One of the biggest genres in modern board gaming—cooperative games—was virtually non-existent two decades ago. Just 15 years ago, tabletop gaming was in a bit of a rut. On one side were traditional, family-friendly board games that Americans had kept in their hall closets for generations. On the other hand, there were sophisticated strategy wargames and niche miniatures games that only appealed to a few enthusiasts. Regardless, in all instances, players sat around the table looking for a confrontation, whether through slides and ladders or some more violent means. Then, in the early 2000s, everything changed.
Fireside Games co-founder Justin De Witt, creator of the hit cooperative board game lock panicShe remembers the moment when everything changed for him.
“I want to say it was 1999 or 2000,” De Witt told Polygon during a recent video call. “A friend pulled out a copy of Settlers of Catan, and I was blown away. What happened to board games? Now they’re fun! And you don’t have to knock the other one down!”
Now known as katan, the internationally best-selling board game by Klaus Tüber, put “European-style” tabletop games in the spotlight. Eurogames, as they were later called, do not rely on random dice rolls. They also downplay the open confrontation, opting instead to encourage players to compete against each other while pursuing parallel goals. But Eurogames have another quality that made them difficult to sell on the American market, at least initially: They often lack a strong theme. This makes them difficult to describe, difficult to market and kind of boring.
“I didn’t really feel like I was building a village,” De Witt said, recalling the first time he played katan. “I earned points by buying things and trading things. But I wanted something that would make you feel like you were going to die. I wanted players to be like, ‘Oh my God! We work together or we’re doomed!’ Moment.”
This inspired De Witt to invent lock p anic
But the best-selling board game was almost never made. De Witt came from an artistic background and always dreamed of working for Disney one day. After holding a string of tech jobs — and experiencing some unpleasant layoffs as well — he eventually joined Steve Jackson Games, a company best known for its Munchkin line of novel card games.
“That’s when I started working on the idea of a real cooperative game,” De Witt said, “before something that big was out there. I had different ideas about Well, maybe we’re on a pirate shipor Maybe we’re on a spaceship. This is around the same time that The Lord of the Rings movies came out. I was like Oh! We should make a castle!”
The concept inspired by the Battle of Helm’s Deep stuck. De Witt soon had a prototype and some samples of the final game. He and his wife, Anne-Marie De Witt, spent some time driving across the American South demoing the game to independent retailers, running their budding company more or less from the trunk of their car while on vacation. The process taught her a lot about consumer expectations.

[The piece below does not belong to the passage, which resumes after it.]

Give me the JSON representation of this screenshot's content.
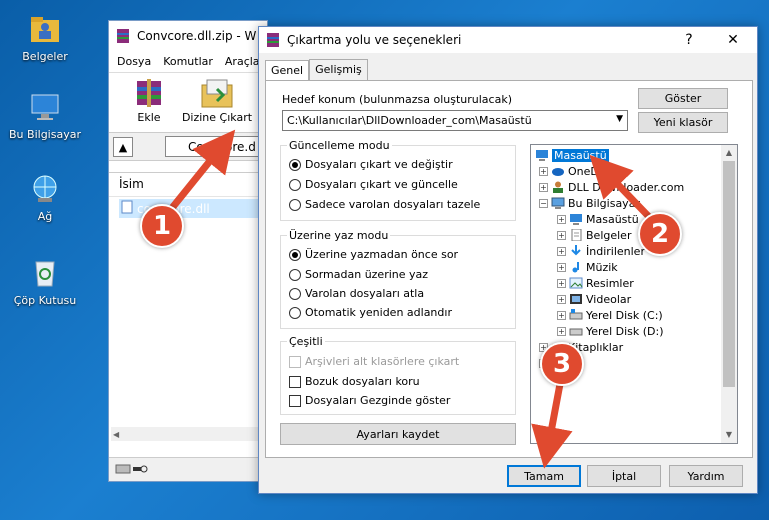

“One of the things we had to do lock panic The work from a very early stage was to physically take the players out of the game,” said De Witt. “Rather than having a piece on the board, you became the castle, which is a weird abstract leap I see to this day when people new to gaming are like, ‘Wait, what? I’m not the
At a time before crowdfunding was common, and before investing in tabletop games was even on Silicon Valley’s radar, the De Witts funded the development of lock panic itself. Justin De Witt even did all the art and saved the company a ton of money. Then they bet a tidy sum on this first experimental edition of the finished game.
“There’s a great moment where Anne-Marie literally writes the check,” De Witt said, “and I think Stop. do we really want that? At this point we could still cancel. But no, no… we have to do this. we got to do that. So we’ll take the big check and mail it. The game is made, it arrives and our 3,500 copies sold out in just 10 weeks. We are simply stunned.”
lock panic is now the cornerstone of the Fireside Games catalogue. Your is having a successful small business a handful of other popular titles on the market. Castle Panic Second Edition is a chance to modernize the look of the game, which De Witt coyly admitted “looked ten years old”. The gameplay remains almost completely unchanged. The same art went in lock panic: Big Box Second Edition, which bundles all of the most popular expansions for the game into a single package. Both are ready to welcome the next generation of board gamers to the table.
“We built it as a gateway,” said De Witt. “So many people come up to us and tell us it was their first game or that it’s the game their kids still love to play. […] I think we’re still on the right track.”